First sale draws $1.3M Alaska Peninsula bidders: Shell, Hewitt in Point Moller, Nelson Lagoon area Kristen Nelson Petroleum News Editor-in-Chief
The State of Alaska’s first Alaska Peninsula areawide oil and gas lease sale —the first state lease sale in the Bristol Bay area since the 1980s — drew two bidders Oct. 26, Shell Offshore Inc. and Hewitt Mineral Corp. out of Ardmore, Okla.
The state offered 1,047 tracts and received 37 bids on 37 tracts, some 213,120 acres, in the Point Moller and Nelson Lagoon area.
Mike Menge, special assistant to the governor, said prior to the sale that this was the opening of the third chapter in Alaska’s oil and gas history: first Cook Inlet, then the North Slope and now the Alaska Peninsula. He said the sale represented a real partnership of the state, the local area and commercial partners.
Mark Myers, director of the Alaska Division of Oil and Gas, noted after the sale that this was the first sale in the area in 22 years, “and we’re a long ways from any infrastructure, so I think it’s a good solid start in the evaluation.”
Myers said that while there weren’t a lot of takers, the area is relatively unknown. “When you look at the history of the North Slope, you might see a similar pattern — pre-Prudhoe vs. post-Prudhoe,” he said.
This will likely be the first of at least 10 annual areawide sales on the Alaska Peninsula, he said, and called the sale “a healthy indicator of industry interest in the oil and gas potential of the Alaska Peninsula.” Shell the big bidder Shell bid $954,063 at the sale, a consistent $5.02 an acre, after returning to Alaska earlier in the year with bids of more than $44 million on Beaufort Sea federal outer continental shelf acreage.
Marcus Patterson, Shell Exploration & Production team leader for Alaska exploration, said after the sale that Shell looked at things “from a regional perspective” and focused on “the standard views that we have of the basin model.”
Patterson said the 33 tracts on which Shell bid were both onshore and offshore, about 190,000 acres.
Once the tracts are awarded, “we’ll start an evaluation program” on the acreage, he said. Shell has had several meetings on its plans in the area, “and will continue to engage the local stakeholders.”
The Division of Oil and Gas said in its preliminary results that all 33 bids submitted by Shell contained a 4 cent error in the calculation of the bid deposit.
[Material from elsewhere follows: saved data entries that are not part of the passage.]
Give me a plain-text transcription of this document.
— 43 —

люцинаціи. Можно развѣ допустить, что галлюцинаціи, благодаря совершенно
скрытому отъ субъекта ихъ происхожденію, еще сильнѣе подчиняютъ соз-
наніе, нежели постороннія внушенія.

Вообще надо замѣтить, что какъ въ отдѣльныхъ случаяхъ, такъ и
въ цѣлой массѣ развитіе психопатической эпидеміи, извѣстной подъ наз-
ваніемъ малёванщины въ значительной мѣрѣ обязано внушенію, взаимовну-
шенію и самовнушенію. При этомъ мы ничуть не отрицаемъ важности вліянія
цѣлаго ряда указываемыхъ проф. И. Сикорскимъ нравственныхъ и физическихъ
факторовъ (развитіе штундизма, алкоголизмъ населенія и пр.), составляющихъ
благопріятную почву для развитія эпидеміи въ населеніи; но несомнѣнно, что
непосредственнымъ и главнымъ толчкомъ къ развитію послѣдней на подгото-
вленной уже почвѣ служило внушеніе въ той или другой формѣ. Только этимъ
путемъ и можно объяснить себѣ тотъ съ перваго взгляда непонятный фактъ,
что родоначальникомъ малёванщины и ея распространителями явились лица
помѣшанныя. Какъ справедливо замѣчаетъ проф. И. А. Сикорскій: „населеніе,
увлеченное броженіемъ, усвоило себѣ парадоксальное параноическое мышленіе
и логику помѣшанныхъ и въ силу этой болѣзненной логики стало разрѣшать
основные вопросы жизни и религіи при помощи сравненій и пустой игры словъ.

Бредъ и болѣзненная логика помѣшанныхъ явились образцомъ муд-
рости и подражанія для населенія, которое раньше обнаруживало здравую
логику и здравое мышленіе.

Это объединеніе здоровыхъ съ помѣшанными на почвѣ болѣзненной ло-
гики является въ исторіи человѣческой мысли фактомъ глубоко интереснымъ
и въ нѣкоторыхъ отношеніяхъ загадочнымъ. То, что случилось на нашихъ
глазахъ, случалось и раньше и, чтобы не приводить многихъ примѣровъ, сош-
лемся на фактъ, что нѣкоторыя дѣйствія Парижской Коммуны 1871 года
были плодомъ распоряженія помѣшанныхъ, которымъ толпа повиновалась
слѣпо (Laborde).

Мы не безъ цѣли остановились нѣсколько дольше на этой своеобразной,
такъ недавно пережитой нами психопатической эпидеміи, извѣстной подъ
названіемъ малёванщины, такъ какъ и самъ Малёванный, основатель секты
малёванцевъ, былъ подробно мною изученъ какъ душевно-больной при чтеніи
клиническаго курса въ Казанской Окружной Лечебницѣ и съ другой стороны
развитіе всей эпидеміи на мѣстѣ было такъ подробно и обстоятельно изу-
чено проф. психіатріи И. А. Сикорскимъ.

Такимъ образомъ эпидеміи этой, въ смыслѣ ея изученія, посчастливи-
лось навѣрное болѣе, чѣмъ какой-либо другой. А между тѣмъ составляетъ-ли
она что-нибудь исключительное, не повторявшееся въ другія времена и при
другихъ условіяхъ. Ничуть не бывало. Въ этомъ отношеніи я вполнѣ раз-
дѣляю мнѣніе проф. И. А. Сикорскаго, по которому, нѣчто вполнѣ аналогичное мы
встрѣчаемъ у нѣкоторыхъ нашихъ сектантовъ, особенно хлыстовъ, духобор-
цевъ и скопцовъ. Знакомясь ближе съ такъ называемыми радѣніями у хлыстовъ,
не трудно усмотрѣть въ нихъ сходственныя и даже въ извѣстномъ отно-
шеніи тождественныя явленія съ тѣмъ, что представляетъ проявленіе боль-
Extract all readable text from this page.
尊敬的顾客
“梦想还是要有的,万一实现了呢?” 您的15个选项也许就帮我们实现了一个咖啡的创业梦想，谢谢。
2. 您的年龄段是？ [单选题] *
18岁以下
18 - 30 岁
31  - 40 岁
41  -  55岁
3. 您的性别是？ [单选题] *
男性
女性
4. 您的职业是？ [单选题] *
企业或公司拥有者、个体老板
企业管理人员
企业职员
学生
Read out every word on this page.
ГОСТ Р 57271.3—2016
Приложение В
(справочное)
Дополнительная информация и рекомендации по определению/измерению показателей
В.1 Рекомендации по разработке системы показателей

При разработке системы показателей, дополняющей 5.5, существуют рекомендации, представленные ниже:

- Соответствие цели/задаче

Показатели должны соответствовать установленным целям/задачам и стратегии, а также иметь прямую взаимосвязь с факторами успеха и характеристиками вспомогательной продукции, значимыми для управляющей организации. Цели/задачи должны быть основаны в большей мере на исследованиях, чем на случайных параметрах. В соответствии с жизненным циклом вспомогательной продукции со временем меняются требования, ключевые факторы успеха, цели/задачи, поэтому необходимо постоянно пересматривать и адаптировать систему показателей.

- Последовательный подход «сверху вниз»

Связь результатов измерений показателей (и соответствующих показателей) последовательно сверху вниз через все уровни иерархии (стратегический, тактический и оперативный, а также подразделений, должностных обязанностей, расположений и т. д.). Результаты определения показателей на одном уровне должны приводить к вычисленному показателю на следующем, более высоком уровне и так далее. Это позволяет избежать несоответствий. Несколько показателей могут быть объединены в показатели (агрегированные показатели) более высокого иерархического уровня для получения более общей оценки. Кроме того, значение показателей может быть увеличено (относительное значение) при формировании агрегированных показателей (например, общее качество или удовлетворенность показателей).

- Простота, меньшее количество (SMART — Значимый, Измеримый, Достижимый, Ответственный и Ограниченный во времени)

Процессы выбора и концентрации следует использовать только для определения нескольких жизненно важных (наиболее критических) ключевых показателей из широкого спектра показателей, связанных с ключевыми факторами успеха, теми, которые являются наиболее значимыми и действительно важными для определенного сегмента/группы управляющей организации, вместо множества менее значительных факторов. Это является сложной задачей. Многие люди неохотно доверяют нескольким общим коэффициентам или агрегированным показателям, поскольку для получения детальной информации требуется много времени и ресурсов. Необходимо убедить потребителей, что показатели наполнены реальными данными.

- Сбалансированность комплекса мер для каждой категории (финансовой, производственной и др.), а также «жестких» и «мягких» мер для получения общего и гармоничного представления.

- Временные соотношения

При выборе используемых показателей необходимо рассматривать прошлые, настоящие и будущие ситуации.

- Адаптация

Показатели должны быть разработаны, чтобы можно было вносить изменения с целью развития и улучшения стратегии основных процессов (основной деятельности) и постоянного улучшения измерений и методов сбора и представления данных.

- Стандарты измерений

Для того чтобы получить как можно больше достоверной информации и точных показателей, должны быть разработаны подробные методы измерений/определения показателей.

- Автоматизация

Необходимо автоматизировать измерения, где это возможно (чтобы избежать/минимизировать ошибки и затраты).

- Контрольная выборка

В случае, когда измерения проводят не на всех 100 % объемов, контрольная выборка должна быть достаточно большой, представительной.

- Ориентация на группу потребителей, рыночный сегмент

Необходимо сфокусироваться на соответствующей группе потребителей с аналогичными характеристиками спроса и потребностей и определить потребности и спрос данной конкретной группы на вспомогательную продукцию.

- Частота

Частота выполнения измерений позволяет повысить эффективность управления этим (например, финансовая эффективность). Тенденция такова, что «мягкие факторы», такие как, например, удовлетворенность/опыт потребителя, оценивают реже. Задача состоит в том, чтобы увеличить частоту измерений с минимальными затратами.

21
The division said it was recommending that the commissioner of the Department of Natural Resources determine the error was “due to excusable inadvertence,” allow Shell to correct the error in accordance with the division’s regulations and the sale announcement, and that the corrected bids be accepted. Hewitt an independent Hewitt Mineral, an independent oil and gas company, bid a total of $313,922 for four tracts, with $21.14 an acre on two tracts (the high per acre and total high bid of the sale, $121,767) and $6.11 per acre on two other tracts.
Myers said after the sale that he understood Hewitt Mineral became interested in the Alaska Peninsula sale after seeing technical data the division had at a convention in the Lower 48. Governor: sale a success Alaska Gov. Frank Murkowski said he sees the sale “as a tremendous success” and attributed it to efforts of former lawmaker Nels Anderson and the late Harvey Samuelsen. The governor said the men “recognized that responsible development could coexist with other activities in the region.”
The governor called the sale “just the beginning of an opportunity to bring new economic development to this region of Alaska,” and said the partnership between the state, local governments and regional organizations “to encourage new investment in this area is exciting and it is now showing results.”
The governor’s press release included comments from Nels Anderson, who said residents of “Bristol Bay have been trying to talk to every administration up until Governor Murkowski and no one was willing to do anything. Because of what the governor did in response to a request by the late Harvey Samuelsen, Jim Haynes and myself, we have a lease sale today.”
Anderson said he was looking forward to another lease sale next year and said “I hope oil companies will show even more interest.”